Maybe We Prayed Too Hard for Rain

    When looking at tectonic hazard risk in the South most would agree it’s a pretty safe place considering its low seismic activity. However, where it lacks seismic activity the South almost overcompensates in extreme weather, whether that be heat, hurricanes, tornadoes, or flooding.

    2006-2008 marked one of the worst droughts to hit Southeast, 2007 in particular. Atlanta especially is known for its heat. I remember days at school when we weren’t allowed to go outside for recess or kids getting sent home with heat-related issues. During the summer, the rain was always warm, and when it ended, I’d watch the parking lot outside my apartment get enveloped in wispy steam as it made its way back to the atmosphere. 
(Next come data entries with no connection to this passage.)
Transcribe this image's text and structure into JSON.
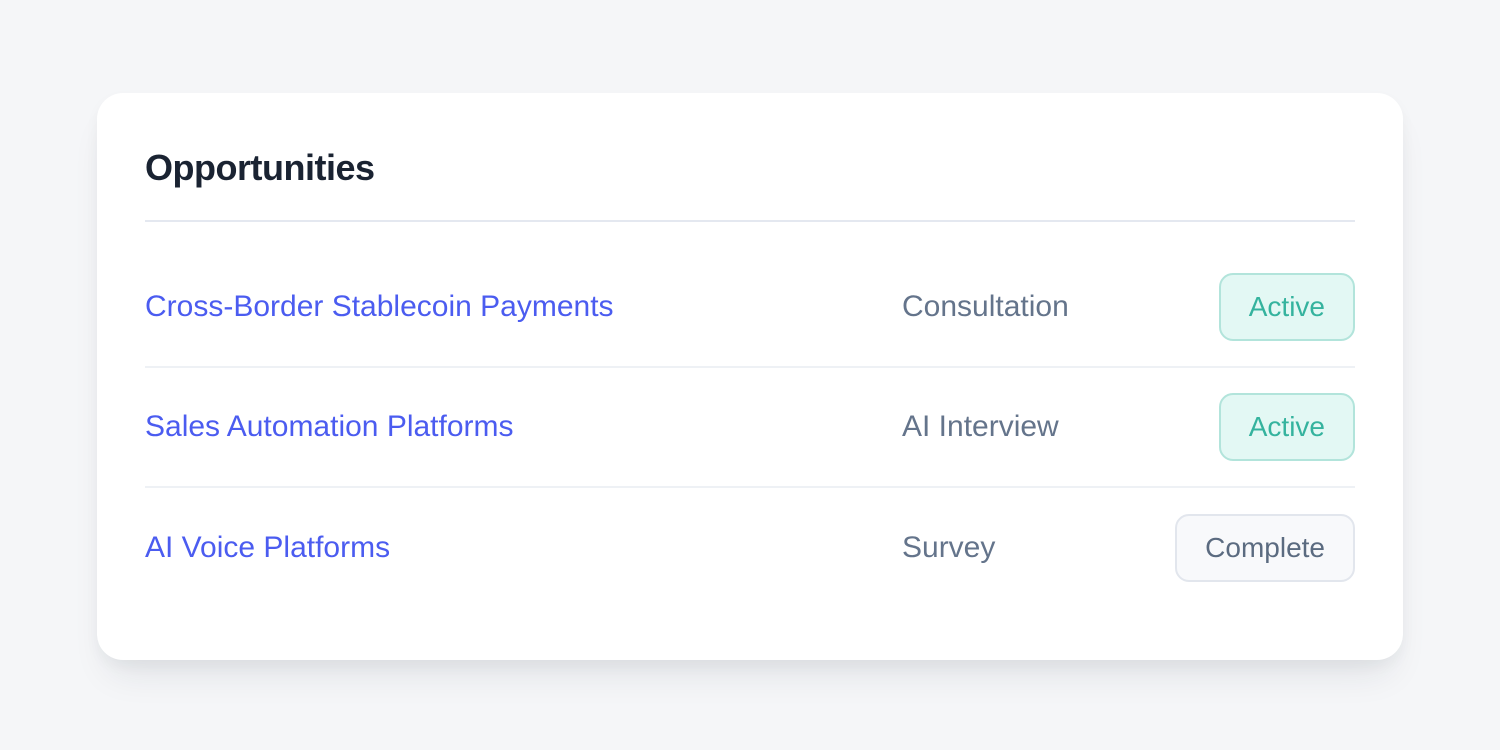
{
  "card": {
    "title": "Opportunities",
    "rows": [
      {
        "name": "Cross-Border Stablecoin Payments",
        "type": "Consultation",
        "status": "Active",
        "variant": "active"
      },
      {
        "name": "Sales Automation Platforms",
        "type": "AI Interview",
        "status": "Active",
        "variant": "active"
      },
      {
        "name": "AI Voice Platforms",
        "type": "Survey",
        "status": "Complete",
        "variant": "complete"
      }
    ]
  },
  "colors": {
    "page_background": "#f5f6f8",
    "card_background": "#ffffff",
    "title_text": "#1a2332",
    "link_blue": "#4b5cf0",
    "muted_text": "#64748b",
    "header_divider": "#e4e8f0",
    "row_divider": "#eef1f5",
    "active_badge_text": "#35b39e",
    "active_badge_bg": "#e3f8f4",
    "active_badge_border": "#b2e4db",
    "complete_badge_text": "#5b6b80",
    "complete_badge_bg": "#f8f9fb",
    "complete_badge_border": "#e2e6ed"
  }
}
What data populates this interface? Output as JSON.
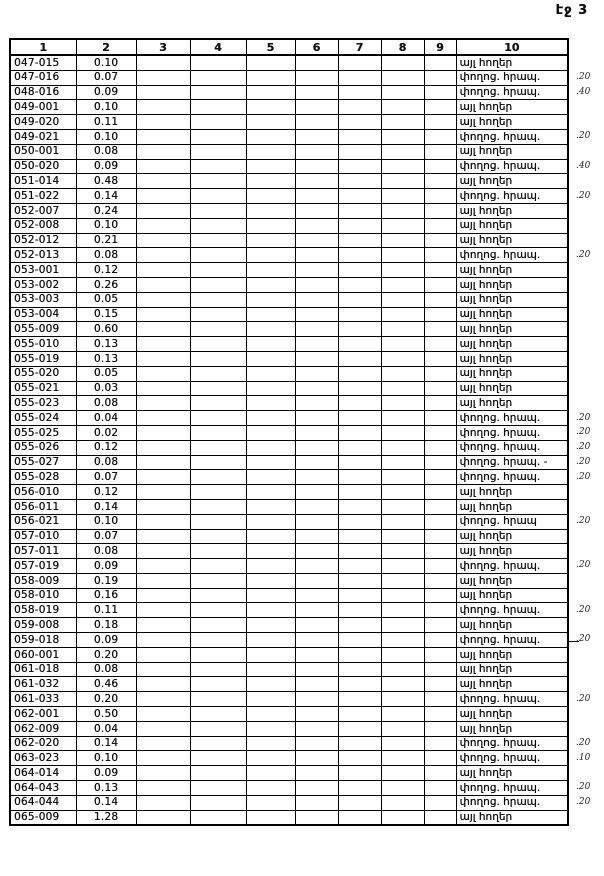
{
  "page": {
    "title": "էջ 3"
  },
  "labels": {
    "other_lands": "այլ հողեր",
    "street_public": "փողոց. հրապ."
  },
  "table": {
    "headers": [
      "1",
      "2",
      "3",
      "4",
      "5",
      "6",
      "7",
      "8",
      "9",
      "10"
    ],
    "rows": [
      {
        "code": "047-015",
        "area": "0.10",
        "land_use": "այլ հողեր",
        "note": ""
      },
      {
        "code": "047-016",
        "area": "0.07",
        "land_use": "փողոց. հրապ.",
        "note": ".20"
      },
      {
        "code": "048-016",
        "area": "0.09",
        "land_use": "փողոց. հրապ.",
        "note": ".40"
      },
      {
        "code": "049-001",
        "area": "0.10",
        "land_use": "այլ հողեր",
        "note": ""
      },
      {
        "code": "049-020",
        "area": "0.11",
        "land_use": "այլ հողեր",
        "note": ""
      },
      {
        "code": "049-021",
        "area": "0.10",
        "land_use": "փողոց. հրապ.",
        "note": ".20"
      },
      {
        "code": "050-001",
        "area": "0.08",
        "land_use": "այլ հողեր",
        "note": ""
      },
      {
        "code": "050-020",
        "area": "0.09",
        "land_use": "փողոց. հրապ.",
        "note": ".40"
      },
      {
        "code": "051-014",
        "area": "0.48",
        "land_use": "այլ հողեր",
        "note": ""
      },
      {
        "code": "051-022",
        "area": "0.14",
        "land_use": "փողոց. հրապ.",
        "note": ".20"
      },
      {
        "code": "052-007",
        "area": "0.24",
        "land_use": "այլ հողեր",
        "note": ""
      },
      {
        "code": "052-008",
        "area": "0.10",
        "land_use": "այլ հողեր",
        "note": ""
      },
      {
        "code": "052-012",
        "area": "0.21",
        "land_use": "այլ հողեր",
        "note": ""
      },
      {
        "code": "052-013",
        "area": "0.08",
        "land_use": "փողոց. հրապ.",
        "note": ".20"
      },
      {
        "code": "053-001",
        "area": "0.12",
        "land_use": "այլ հողեր",
        "note": ""
      },
      {
        "code": "053-002",
        "area": "0.26",
        "land_use": "այլ հողեր",
        "note": ""
      },
      {
        "code": "053-003",
        "area": "0.05",
        "land_use": "այլ հողեր",
        "note": ""
      },
      {
        "code": "053-004",
        "area": "0.15",
        "land_use": "այլ հողեր",
        "note": ""
      },
      {
        "code": "055-009",
        "area": "0.60",
        "land_use": "այլ հողեր",
        "note": ""
      },
      {
        "code": "055-010",
        "area": "0.13",
        "land_use": "այլ հողեր",
        "note": ""
      },
      {
        "code": "055-019",
        "area": "0.13",
        "land_use": "այլ հողեր",
        "note": ""
      },
      {
        "code": "055-020",
        "area": "0.05",
        "land_use": "այլ հողեր",
        "note": ""
      },
      {
        "code": "055-021",
        "area": "0.03",
        "land_use": "այլ հողեր",
        "note": ""
      },
      {
        "code": "055-023",
        "area": "0.08",
        "land_use": "այլ հողեր",
        "note": ""
      },
      {
        "code": "055-024",
        "area": "0.04",
        "land_use": "փողոց. հրապ.",
        "note": ".20"
      },
      {
        "code": "055-025",
        "area": "0.02",
        "land_use": "փողոց. հրապ.",
        "note": ".20"
      },
      {
        "code": "055-026",
        "area": "0.12",
        "land_use": "փողոց. հրապ.",
        "note": ".20"
      },
      {
        "code": "055-027",
        "area": "0.08",
        "land_use": "փողոց. հրապ. -",
        "note": ".20"
      },
      {
        "code": "055-028",
        "area": "0.07",
        "land_use": "փողոց. հրապ.",
        "note": ".20"
      },
      {
        "code": "056-010",
        "area": "0.12",
        "land_use": "այլ հողեր",
        "note": ""
      },
      {
        "code": "056-011",
        "area": "0.14",
        "land_use": "այլ հողեր",
        "note": ""
      },
      {
        "code": "056-021",
        "area": "0.10",
        "land_use": "փողոց. հրապ",
        "note": ".20"
      },
      {
        "code": "057-010",
        "area": "0.07",
        "land_use": "այլ հողեր",
        "note": ""
      },
      {
        "code": "057-011",
        "area": "0.08",
        "land_use": "այլ հողեր",
        "note": ""
      },
      {
        "code": "057-019",
        "area": "0.09",
        "land_use": "փողոց. հրապ.",
        "note": ".20"
      },
      {
        "code": "058-009",
        "area": "0.19",
        "land_use": "այլ հողեր",
        "note": ""
      },
      {
        "code": "058-010",
        "area": "0.16",
        "land_use": "այլ հողեր",
        "note": ""
      },
      {
        "code": "058-019",
        "area": "0.11",
        "land_use": "փողոց. հրապ.",
        "note": ".20"
      },
      {
        "code": "059-008",
        "area": "0.18",
        "land_use": "այլ հողեր",
        "note": ""
      },
      {
        "code": "059-018",
        "area": "0.09",
        "land_use": "փողոց. հրապ.",
        "note": ".20",
        "note_dash": true
      },
      {
        "code": "060-001",
        "area": "0.20",
        "land_use": "այլ հողեր",
        "note": ""
      },
      {
        "code": "061-018",
        "area": "0.08",
        "land_use": "այլ հողեր",
        "note": ""
      },
      {
        "code": "061-032",
        "area": "0.46",
        "land_use": "այլ հողեր",
        "note": ""
      },
      {
        "code": "061-033",
        "area": "0.20",
        "land_use": "փողոց. հրապ.",
        "note": ".20"
      },
      {
        "code": "062-001",
        "area": "0.50",
        "land_use": "այլ հողեր",
        "note": ""
      },
      {
        "code": "062-009",
        "area": "0.04",
        "land_use": "այլ հողեր",
        "note": ""
      },
      {
        "code": "062-020",
        "area": "0.14",
        "land_use": "փողոց. հրապ.",
        "note": ".20"
      },
      {
        "code": "063-023",
        "area": "0.10",
        "land_use": "փողոց. հրապ.",
        "note": ".10"
      },
      {
        "code": "064-014",
        "area": "0.09",
        "land_use": "այլ հողեր",
        "note": ""
      },
      {
        "code": "064-043",
        "area": "0.13",
        "land_use": "փողոց. հրապ.",
        "note": ".20"
      },
      {
        "code": "064-044",
        "area": "0.14",
        "land_use": "փողոց. հրապ.",
        "note": ".20"
      },
      {
        "code": "065-009",
        "area": "1.28",
        "land_use": "այլ հողեր",
        "note": ""
      }
    ]
  }
}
Map of the US showing drought intensity on a particularly bad day for the Southeast

    I didn’t quite understand how bad the situation was at the time, but I came to learn later that several counties were in a state of emergency, and records were broken. Drought intensity is ranked from D0 (Abnormally Dry) to D4 (Exceptionally Dry). At the time, a good portion of Northern Georgia was in D4. I remember the news talking about Lake Lanier, a reservoir my family would visit every so often, being extremely low, as well as the Chattahoochee River, which was a major water supply for Atlanta. We never ran out of water but everyone was implored to use only what was necessary and nothing more, so bottled water was in high demand. At school, we were taught all the ways we could and should save water, from taking shorter showers to putting bottles in the toilet tank to use less water during flushes. For the longest time, I’ve been a stickler about water usage and I think it came from all this. The drought was something that came up in church or at grace before meals, it practically became automatic to ask for rain.

    In 2008 my family moved to Ohio and we left the drought behind, but what came the next year was jaw-dropping. The following year Georgia received record-breaking amounts of rain, which was cool and much needed at the beginning of the rainfall, but it just kept coming. Hurricanes happened all around us so I was desensitized to seeing flooded homes, but this was different. I had never seen so much water in Atlanta before. I distinctly remember my 10-year-old self thinking, “Shoot I think we prayed too hard.” The water got so high that the rollercoasters at Six Flags Over Georgia were partially submerged. There was so much water I pretty much forgot there was even a drought. There ended up being $500 million in flooding damage for the state.

Six Flags flooded by the Chattahoochee River

It was utterly mindboggling to me that the state could go from record-breaking drought to record-breaking flooding in like a year or two. The drought was attributed to a jet stream that blocked usual storms from making landfall and a La Niña in 2006 brought on dryer conditions. The above-average rainfall was a result of “A combination of ample moisture from both the Atlantic Ocean and the Gulf of Mexico and topography enhancement.” As the saying goes, “Come hell or high water.” Well, for Georgia and a good portion of the southeast, it definitely came.

https://www.weather.gov/ffc/atlanta_floods_anniv#:~:text=Catastrophic%20flooding%20impacted%20the%20Atlanta,than%20local%20watersheds%20could%20handle.

https://www.nbcnews.com/id/wbna21393296

Comments

  1. Hey Johanan, I really liked reading your blog! Since I live in Minnesota, I have never experienced a drought, so it was cool to read about one. I am interested in how much water the flood actually brought to Georgia. Did people save some of the water from the flood because everyone was so used to saving it? Where there mitigation techniques set up to prevent flooding? Nice post!